2026-05-13
The AI bubble and the valve — why critical thinking is the real moat now
Money becomes tokens. Tokens become output. Output becomes — what, exactly? If the answer is just another prompt, another AI wrapper, another dashboard nobody opens, then value only circulates inside the digital world. The balloon gets bigger. But what's inside stays hot air.
I've been chewing on this image for weeks. You know the video where someone tries to pop a balloon with a needle and the membrane just deflects? That's exactly what's happening right now. The bubble keeps growing because nobody finds the valve. And the valve isn't technical. The valve is a human who takes the output out of the system and brings it into the world — as a decision, a product, an actual operational change. Not as a printer. As an interpreter.
Large organizations struggle with this. They love the expected value calculus in theory — what does maximum damage cost us, what does a maximum win bring — but they don't optimize for expected value. They optimize for liability avoidance. A strict 'no' is legally clean. A calculated bet with residual risk is not, even when it's obviously the better call. That's not an intelligence problem. It's an incentive problem. And it's exactly why the interesting AI use cases over the next few years won't come from the big enterprises — they'll come from contexts where risk and decision sit in the same person.
What actually matters in this world isn't what university handed you. Studies, specialist knowledge, neatly memorized frameworks — most models will give you that in seconds, tailored exactly to your question. What you need instead is someone who quickly spots when an AI output sounds plausible but is wrong. Someone who brings the missing context the model doesn't have. Someone who reframes the question when the answer doesn't fit. That's not an academic skill. That's pattern recognition across domain boundaries. A genuinely good generalist with the nerve to think sideways — ideally with a slight ADHD streak that refuses to stay stuck inside the frame of the prompt and asks: 'What if the question itself is wrong?'
That's the real moat in an AI world: not knowledge, but judgment. Knowledge is commoditized. Judgment isn't — it grows from reconciling AI output against actual lived experience. From mistakes, from gut feelings that turned out to be right, from situations no training set covered. Anyone who never learned to think critically because AI did it for them has no moat. Anyone who used AI as a tool and still kept learning how to judge — they're ahead.
And here's where it gets paradoxical. The skill AI unlocks the most is exactly the one that's collectively atrophying. Critical thinking. Decomposing. Building up context. Spotting contradictions. Social media started the slide — short loops, emotional triggers, no contradiction required. AI makes it easier still: 'just do it' and something comes out. Why think anymore? But the result of 'just do it' is mediocrity. Competent mediocrity, but mediocrity.
Good prompting isn't about elegant instructions. It's the ability to dump your own thought process out of your head — like a waterfall nobody can keep up with, but precise.
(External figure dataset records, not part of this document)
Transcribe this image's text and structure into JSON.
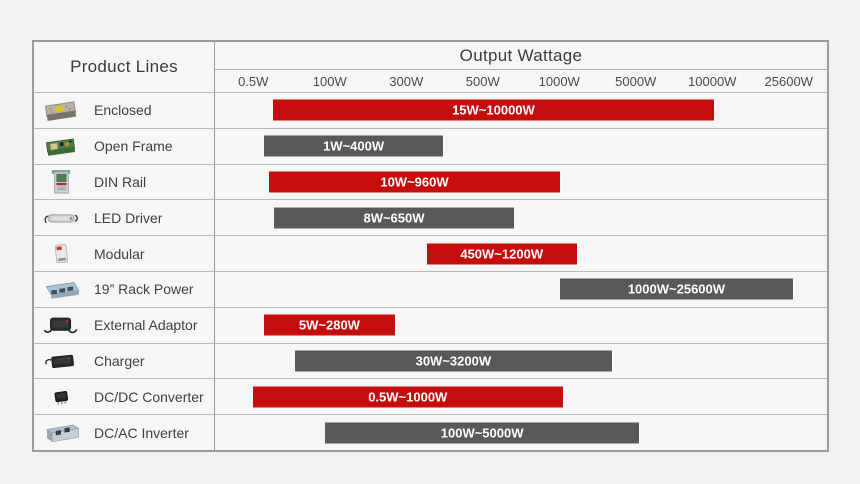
{
  "colors": {
    "red": "#c50d0d",
    "gray": "#59595b",
    "bar_text": "#ffffff"
  },
  "chart_data": {
    "type": "bar",
    "variant": "horizontal-range-bars",
    "title": "Output Wattage",
    "row_header": "Product Lines",
    "axis_ticks": [
      "0.5W",
      "100W",
      "300W",
      "500W",
      "1000W",
      "5000W",
      "10000W",
      "25600W"
    ],
    "axis_scale": "non-linear categorical wattage steps, evenly spaced ticks",
    "grid": "horizontal row separators only, no vertical gridlines",
    "rows": [
      {
        "product": "Enclosed",
        "range_label": "15W~10000W",
        "min_watt": 15,
        "max_watt": 10000,
        "color": "red",
        "icon": "enclosed-psu-icon",
        "bar_start_pct": 9.5,
        "bar_end_pct": 81.5
      },
      {
        "product": "Open Frame",
        "range_label": "1W~400W",
        "min_watt": 1,
        "max_watt": 400,
        "color": "gray",
        "icon": "open-frame-psu-icon",
        "bar_start_pct": 8.0,
        "bar_end_pct": 37.3
      },
      {
        "product": "DIN Rail",
        "range_label": "10W~960W",
        "min_watt": 10,
        "max_watt": 960,
        "color": "red",
        "icon": "din-rail-psu-icon",
        "bar_start_pct": 8.9,
        "bar_end_pct": 56.3
      },
      {
        "product": "LED Driver",
        "range_label": "8W~650W",
        "min_watt": 8,
        "max_watt": 650,
        "color": "gray",
        "icon": "led-driver-icon",
        "bar_start_pct": 9.6,
        "bar_end_pct": 48.9
      },
      {
        "product": "Modular",
        "range_label": "450W~1200W",
        "min_watt": 450,
        "max_watt": 1200,
        "color": "red",
        "icon": "modular-psu-icon",
        "bar_start_pct": 34.6,
        "bar_end_pct": 59.1
      },
      {
        "product": "19” Rack Power",
        "range_label": "1000W~25600W",
        "min_watt": 1000,
        "max_watt": 25600,
        "color": "gray",
        "icon": "rack-power-icon",
        "bar_start_pct": 56.3,
        "bar_end_pct": 94.5
      },
      {
        "product": "External Adaptor",
        "range_label": "5W~280W",
        "min_watt": 5,
        "max_watt": 280,
        "color": "red",
        "icon": "external-adaptor-icon",
        "bar_start_pct": 8.0,
        "bar_end_pct": 29.4
      },
      {
        "product": "Charger",
        "range_label": "30W~3200W",
        "min_watt": 30,
        "max_watt": 3200,
        "color": "gray",
        "icon": "charger-icon",
        "bar_start_pct": 13.0,
        "bar_end_pct": 64.9
      },
      {
        "product": "DC/DC Converter",
        "range_label": "0.5W~1000W",
        "min_watt": 0.5,
        "max_watt": 1000,
        "color": "red",
        "icon": "dc-dc-converter-icon",
        "bar_start_pct": 6.2,
        "bar_end_pct": 56.8
      },
      {
        "product": "DC/AC Inverter",
        "range_label": "100W~5000W",
        "min_watt": 100,
        "max_watt": 5000,
        "color": "gray",
        "icon": "dc-ac-inverter-icon",
        "bar_start_pct": 18.0,
        "bar_end_pct": 69.3
      }
    ]
  }
}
You don't give the model ten percent of the context and wonder why you got forty percent of the output quality. You give ninety percent — fifty parameters explained in detail, how they interact, a clear plan, a clear goal — and what you get back feels like an extended brain. From the inside it feels chaotic. From the outside it's precise thinking in disguise.
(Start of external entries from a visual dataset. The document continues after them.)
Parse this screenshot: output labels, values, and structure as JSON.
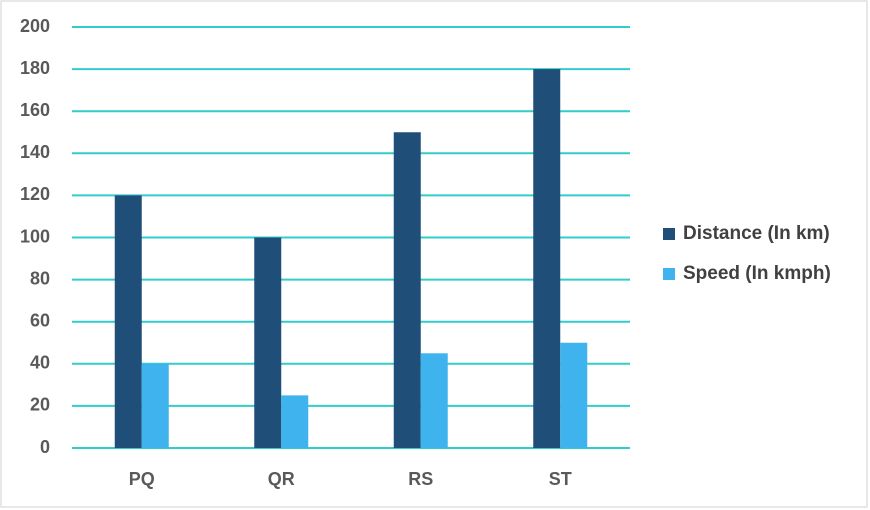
{
  "chart_data": {
    "type": "bar",
    "categories": [
      "PQ",
      "QR",
      "RS",
      "ST"
    ],
    "series": [
      {
        "name": "Distance (In km)",
        "color": "#1f4e79",
        "values": [
          120,
          100,
          150,
          180
        ]
      },
      {
        "name": "Speed (In kmph)",
        "color": "#3fb3ee",
        "values": [
          40,
          25,
          45,
          50
        ]
      }
    ],
    "ylim": [
      0,
      200
    ],
    "yticks": [
      0,
      20,
      40,
      60,
      80,
      100,
      120,
      140,
      160,
      180,
      200
    ],
    "grid": true,
    "grid_color": "#33cccc",
    "legend": "right"
  }
}
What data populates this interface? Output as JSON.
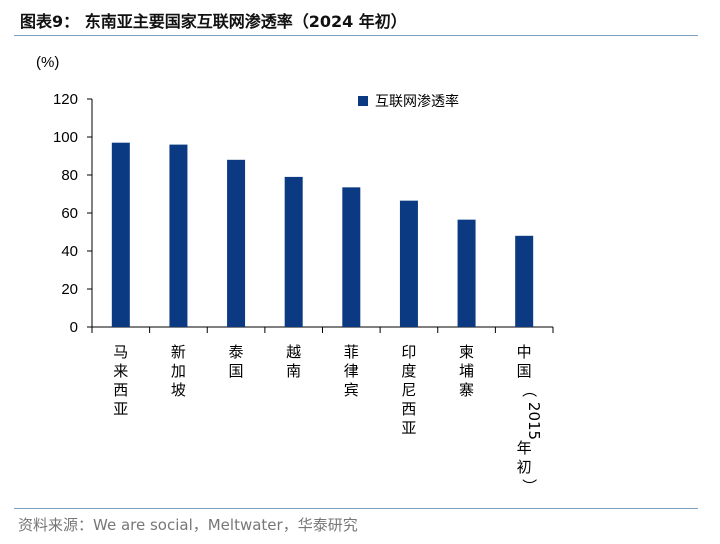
{
  "figure": {
    "title": "图表9：  东南亚主要国家互联网渗透率（2024 年初）",
    "source": "资料来源：We are social，Meltwater，华泰研究"
  },
  "chart_data": {
    "type": "bar",
    "title": "",
    "unit_label": "(%)",
    "xlabel": "",
    "ylabel": "",
    "ylim": [
      0,
      120
    ],
    "yticks": [
      0,
      20,
      40,
      60,
      80,
      100,
      120
    ],
    "categories": [
      "马来西亚",
      "新加坡",
      "泰国",
      "越南",
      "菲律宾",
      "印度尼西亚",
      "柬埔寨",
      "中国（2015年初）"
    ],
    "series": [
      {
        "name": "互联网渗透率",
        "values": [
          97,
          96,
          88,
          79,
          73.5,
          66.5,
          56.5,
          48
        ]
      }
    ],
    "legend_position": "top-right",
    "grid": false,
    "colors": {
      "bar": "#0b3a82"
    }
  }
}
I didn't learn this in a course, and I didn't get it from a book. It just crystallized over the last ten years — through phases where the struggle was real and a solution had to come from somewhere. When you keep running into the same wall, eventually you only have two options left: keep going and hope it lands differently this time, or step back and watch yourself think. The second option is uncomfortable. It's also the only one that actually changes anything.
Over time it becomes a habit. Step out of the situation, look at it from the outside, name the pattern that got you there. Not because it feels good, but because you noticed it works. And at some point you start applying the same move to everything — to arguments, to decisions, to code, to your own thought process. Metacognition. Being inside the bubble while still being able to look at it from the outside. That's rarer than people think. And it's exactly the move that good prompting demands: you watch your own thought process and translate it into something a model can process.
It gets confused with negativity — and that's where the world keeps blurring an important distinction. Negative-critical is destructive. It tears down without building. Analytical-critical is the opposite of naïve — it looks closely, asks why, finds the weak spot, then builds better. One is noise. The other is a tool. 'You're so negative' gets said when someone speaks an uncomfortable truth, and critical thinking gets socially punished. Then we wonder why everyone just nods.
The value of AI has to flow into the physical. Into decisions. Into products. Into better operations. Into real efficiency that shows up as profit, time or quality of life. Not into more AI wrappers wrapping other AI wrappers. And the valve — the person who knows where to set it — stands between the digital and the operational world and speaks both languages. That's not a luxury. That's the only place where the bubble doesn't burst but breathes.